Ребята говорили вполголоса и очень серьезно, понимая друг друга, но совсем не понимая хозяев. Этот безрукий хозяин избы, прошедший чуть не пол-Европы, совсем не похож на победителя. Но им-то что! Война…
Шорин доставал бритву, зеркальце и алюминиевый стаканчик. Стриженный наголо, он поглаживал свои отрастающие, обмякшие уже серебристые, волосы, и если вечером в окно светило солнце, голова Шорина казалась озаренной сияющим нимбом.
— Вот бабы здесь интересные, это точно, — говорил он. — Играют, между прочим, в колечко, как дети.
Саша ложился на сенной тюфяк и задумывался. Он слышал, как хозяева кончали обедать, и слышал потом за стенкой, как жамкала свою жвачку рыжая корова и как позванивали струйки молока, стреляя в пустое, гулкое ведро, и как хозяйка ворчала на корову, переставляя с места на место ведро, и что-то ласковое приговаривала и непонятное. Струйки молока затихали, и глохли, и все туже и реже, будто пила в сыром бревне, позвякивали за стенкой.
— А ты не хочешь побриться? — спрашивал Шорин.
— Чего мне брить?
— Усы, чудак! Стоит раз побриться — дело пойдет.
Саша Николотов сильно загорел и осунулся за те июньские дни, совсем провалились щеки. Губы казались черными в сумерках. И пушок над губой тоже черным.
— Куда сегодня? — спрашивал Саша, возвращая зеркальце. — Опять к амбару?
— А что делать?
— Опять в колечко?
— Все ясно, — говорил Шорин. — Напрасно ты так. Мы, Сашок, с тобой идиоты, куда-то торопимся, бреем голые щеки, а они тут наоборот…
— Положим, я не брею.
— А девушки здешние молодятся.
— Все ясно, — говорил теперь Саша. — Им матерями пора, а не в колечко… Опоздали.
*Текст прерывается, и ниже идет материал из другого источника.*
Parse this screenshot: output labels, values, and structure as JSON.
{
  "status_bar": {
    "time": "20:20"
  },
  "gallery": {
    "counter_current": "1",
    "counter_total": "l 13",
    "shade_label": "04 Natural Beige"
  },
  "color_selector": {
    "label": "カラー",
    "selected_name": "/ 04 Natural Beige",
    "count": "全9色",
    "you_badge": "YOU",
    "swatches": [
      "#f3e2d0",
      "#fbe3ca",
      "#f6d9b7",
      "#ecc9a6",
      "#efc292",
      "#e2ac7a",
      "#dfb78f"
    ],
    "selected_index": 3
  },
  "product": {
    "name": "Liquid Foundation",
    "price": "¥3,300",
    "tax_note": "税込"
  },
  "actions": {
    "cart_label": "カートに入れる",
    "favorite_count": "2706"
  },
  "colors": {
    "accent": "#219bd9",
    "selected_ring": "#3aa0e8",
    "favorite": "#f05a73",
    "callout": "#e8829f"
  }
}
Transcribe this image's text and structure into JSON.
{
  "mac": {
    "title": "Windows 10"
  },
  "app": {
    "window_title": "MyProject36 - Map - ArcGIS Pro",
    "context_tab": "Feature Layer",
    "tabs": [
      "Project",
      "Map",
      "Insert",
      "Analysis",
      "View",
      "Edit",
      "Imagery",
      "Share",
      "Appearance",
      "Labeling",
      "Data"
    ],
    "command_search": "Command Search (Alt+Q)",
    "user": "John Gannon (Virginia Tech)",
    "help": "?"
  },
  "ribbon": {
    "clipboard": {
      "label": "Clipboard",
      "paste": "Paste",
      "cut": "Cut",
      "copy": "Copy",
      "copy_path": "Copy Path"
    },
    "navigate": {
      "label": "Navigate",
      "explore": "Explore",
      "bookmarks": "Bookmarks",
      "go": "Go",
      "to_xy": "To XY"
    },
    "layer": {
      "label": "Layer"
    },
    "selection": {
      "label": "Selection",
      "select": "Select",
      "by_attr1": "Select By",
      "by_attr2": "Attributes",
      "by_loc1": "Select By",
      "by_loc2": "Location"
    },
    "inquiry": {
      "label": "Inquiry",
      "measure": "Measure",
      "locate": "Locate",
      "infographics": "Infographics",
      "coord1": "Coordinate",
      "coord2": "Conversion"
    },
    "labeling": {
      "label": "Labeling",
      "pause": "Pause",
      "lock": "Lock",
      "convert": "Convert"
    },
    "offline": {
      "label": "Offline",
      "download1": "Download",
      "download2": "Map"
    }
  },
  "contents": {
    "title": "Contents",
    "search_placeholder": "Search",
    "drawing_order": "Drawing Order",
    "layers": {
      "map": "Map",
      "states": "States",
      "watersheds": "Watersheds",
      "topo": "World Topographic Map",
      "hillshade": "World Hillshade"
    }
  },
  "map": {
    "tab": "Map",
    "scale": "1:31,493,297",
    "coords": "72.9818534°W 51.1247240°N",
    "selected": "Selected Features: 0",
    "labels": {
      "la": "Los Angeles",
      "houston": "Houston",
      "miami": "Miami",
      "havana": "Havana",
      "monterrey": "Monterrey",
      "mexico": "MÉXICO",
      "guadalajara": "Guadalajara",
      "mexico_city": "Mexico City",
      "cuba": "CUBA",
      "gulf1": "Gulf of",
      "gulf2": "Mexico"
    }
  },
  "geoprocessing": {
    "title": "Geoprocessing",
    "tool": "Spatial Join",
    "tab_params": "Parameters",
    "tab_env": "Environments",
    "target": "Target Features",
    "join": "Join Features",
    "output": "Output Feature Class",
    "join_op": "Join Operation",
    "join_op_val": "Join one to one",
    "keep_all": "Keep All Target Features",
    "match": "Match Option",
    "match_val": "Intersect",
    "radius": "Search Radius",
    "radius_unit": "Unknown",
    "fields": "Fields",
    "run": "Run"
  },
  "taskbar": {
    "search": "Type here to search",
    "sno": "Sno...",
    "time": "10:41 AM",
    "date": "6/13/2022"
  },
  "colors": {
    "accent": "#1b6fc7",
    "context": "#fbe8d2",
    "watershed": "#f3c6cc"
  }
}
— А есть, между прочим, приличненькие симпампушечки.
Саша насмешливо говорил:
— Будь другом, исполни танец живота…
Голодуха избавила многих от язвы желудка, а Ленька Шорин, объедаясь жидкими овсяными супами, растянул свой желудок и теперь в минуты веселья демонстрировал порой перед друзьями свое дикое искусство: изображал беременную женщину, раздувая живот, или костлявого, ребристого аскета с темным провалом вместо живота. И было страшно смотреть на тот провал и натужную усмешку-живого человека, вытворяющего чудеса со своим животом, мышцы которого были подвластны ему, как мышцы рук.